Let
$$(\star)\begin{cases}
\begin{vmatrix}
x&y\\
z&x\\
\end{vmatrix}=1, \\
\begin{vmatrix}
y&z\\
x&y\\
\end{vmatrix}=2, \\
\begin{vmatrix}
z&x\\
y&z\\
\end{vmatrix}=3.
\end{cases}$$
Solving the above system of three non-linear equations with three unknowns.
I have a try.
Let$$A=\begin{bmatrix}
1& 1/2& -1/2\\
1/2& 1& -1/2\\
-1/2& -1/2& -1
\end{bmatrix}$$
We have $$(x,y,z)A\begin{pmatrix}
x\\
y\\
z
\end{pmatrix}=0.$$
There must be a orthogonal matrix $T$,such that $T^{-1}A T=diag \begin{Bmatrix}
\frac{1}{2},\frac{\sqrt{33}+1}{4},-\frac{\sqrt{33}-1}{4}
\end{Bmatrix}.$
$$\begin{pmatrix}
x\\
y\\
z
\end{pmatrix}=T\begin{pmatrix}
x^{'}\\
y^{'}\\
z^{'}
\end{pmatrix}\Longrightarrow\frac{1}{2} {x'}^{2}+\frac{\sqrt{33}+1}{4} {y'}^{2}-\frac{\sqrt{33}-1}{4}{z'}^{2}=0.$$
But even if we find a $\begin{pmatrix}
x_0^{'}\\
y_0^{'}\\
z_0^{'}
\end{pmatrix} $ satisfying $\frac{1}{2} {x_0'}^{2}+\frac{\sqrt{33}+1}{4} {y_0'}^{2}-\frac{\sqrt{33}-1}{4}{z_0'}^{2}=0,\begin{pmatrix}
x_0\\
y_0\\
z_0
\end{pmatrix}=T\begin{pmatrix}
x_0^{'}\\
y_0^{'}\\
z_0^{'}
\end{pmatrix}$ may not be the solution of $(\star)$
If you have some good ideas,please give me some hints.
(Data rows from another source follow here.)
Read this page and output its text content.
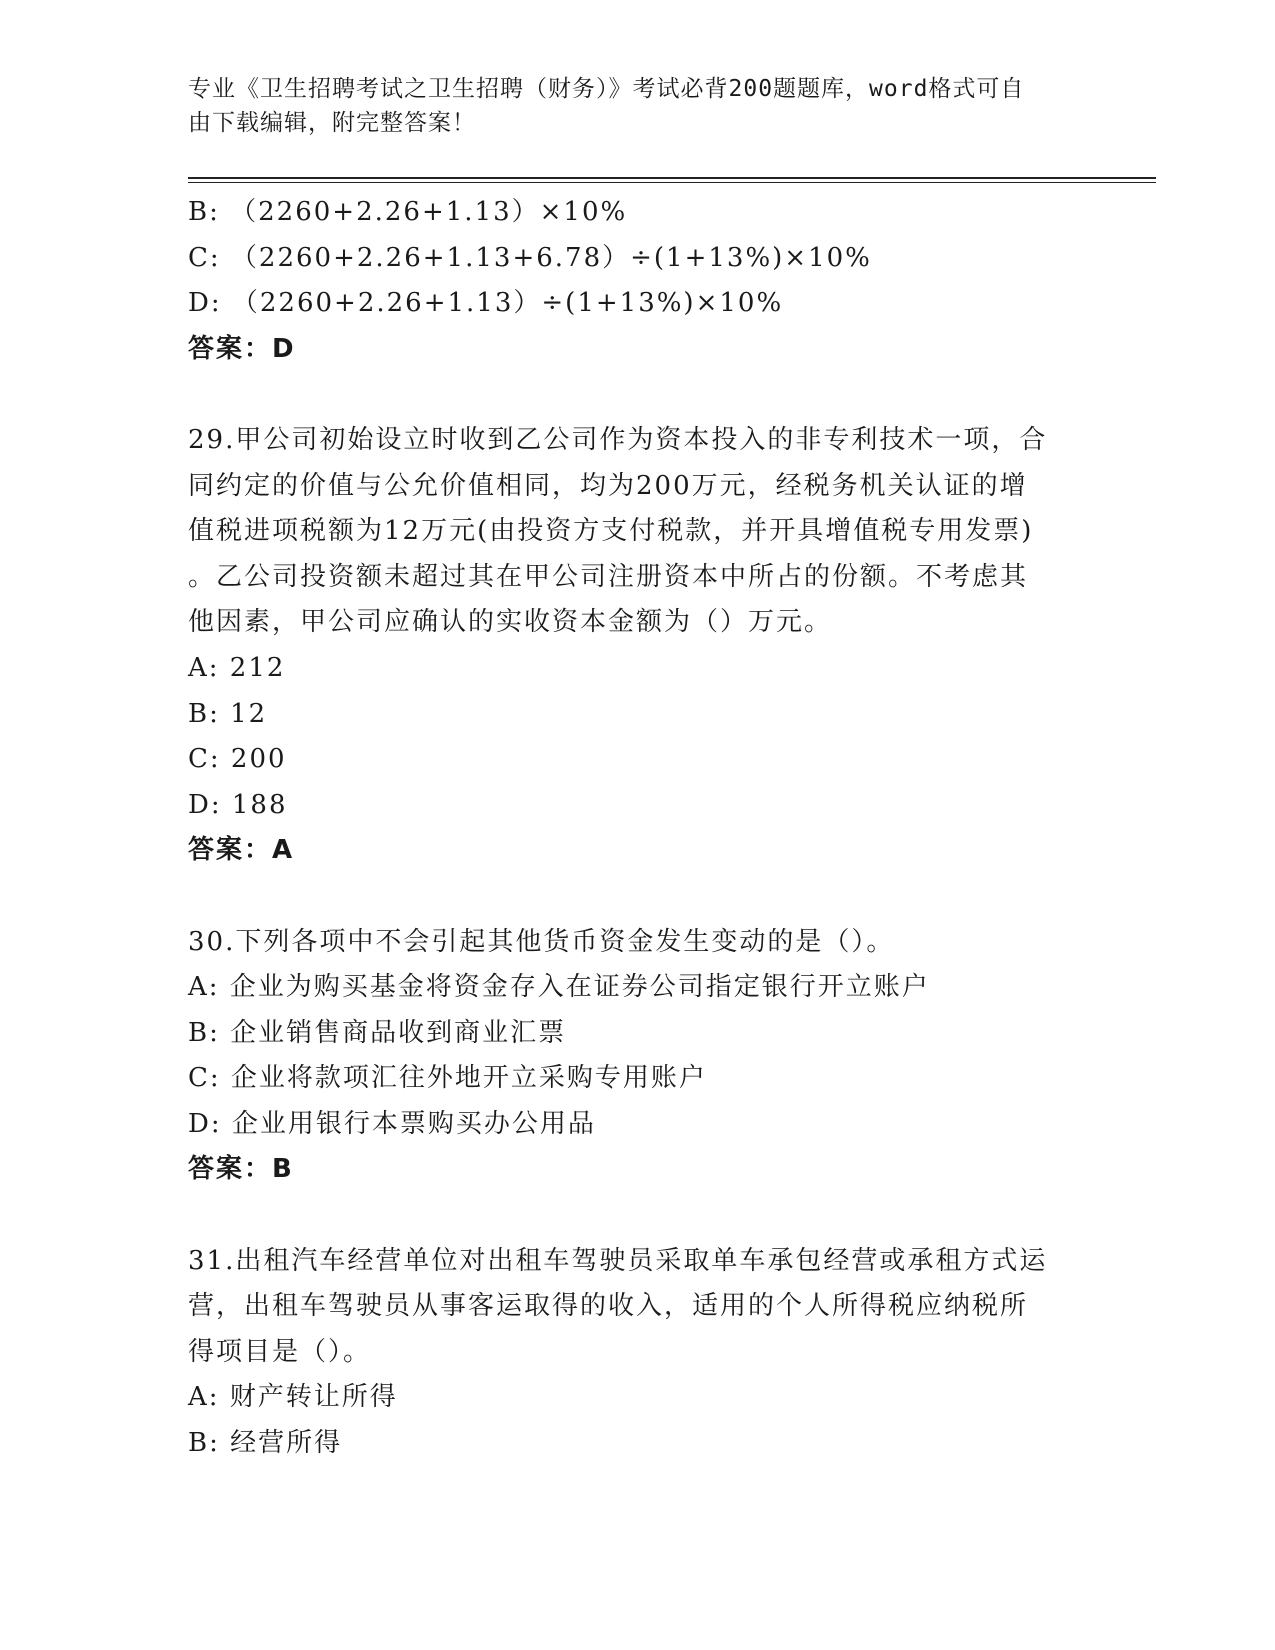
专业《卫生招聘考试之卫生招聘（财务）》考试必背200题题库，word格式可自
由下载编辑，附完整答案！
B: （2260+2.26+1.13）×10%
C: （2260+2.26+1.13+6.78）÷(1+13%)×10%
D: （2260+2.26+1.13）÷(1+13%)×10%
答案：D
29.甲公司初始设立时收到乙公司作为资本投入的非专利技术一项，合
同约定的价值与公允价值相同，均为200万元，经税务机关认证的增
值税进项税额为12万元(由投资方支付税款，并开具增值税专用发票)
。乙公司投资额未超过其在甲公司注册资本中所占的份额。不考虑其
他因素，甲公司应确认的实收资本金额为（）万元。
A: 212
B: 12
C: 200
D: 188
答案：A
30.下列各项中不会引起其他货币资金发生变动的是（）。
A: 企业为购买基金将资金存入在证券公司指定银行开立账户
B: 企业销售商品收到商业汇票
C: 企业将款项汇往外地开立采购专用账户
D: 企业用银行本票购买办公用品
答案：B
31.出租汽车经营单位对出租车驾驶员采取单车承包经营或承租方式运
营，出租车驾驶员从事客运取得的收入，适用的个人所得税应纳税所
得项目是（）。
A: 财产转让所得
B: 经营所得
Any help would be appreciated!
Best Answer
Given $x^2-yz = 1, \quad y^2-xz = 2, \quad z^2-xy = 3$, we can sum all of these to get $$(x-y)^2+(y-z)^2+(z-x)^2 = 12 \tag{1}$$
OTOH, subtracting gives $(y^2-x^2)+z(y-x)=1 \implies (x+y+z)(y-x) = 1$ and similarly $(x+y+z)(z-y) = 1$, so we must have $y-x = z - y = a$, say. Using this in $(1)$, $$a^2+a^2+4a^2=12 \implies a = \pm \sqrt2$$ So we have $y = x \pm \sqrt2, \quad z = x \pm 2\sqrt2$. Using these in say the first equation, you should be able to solve for $x$ and then $y, z$.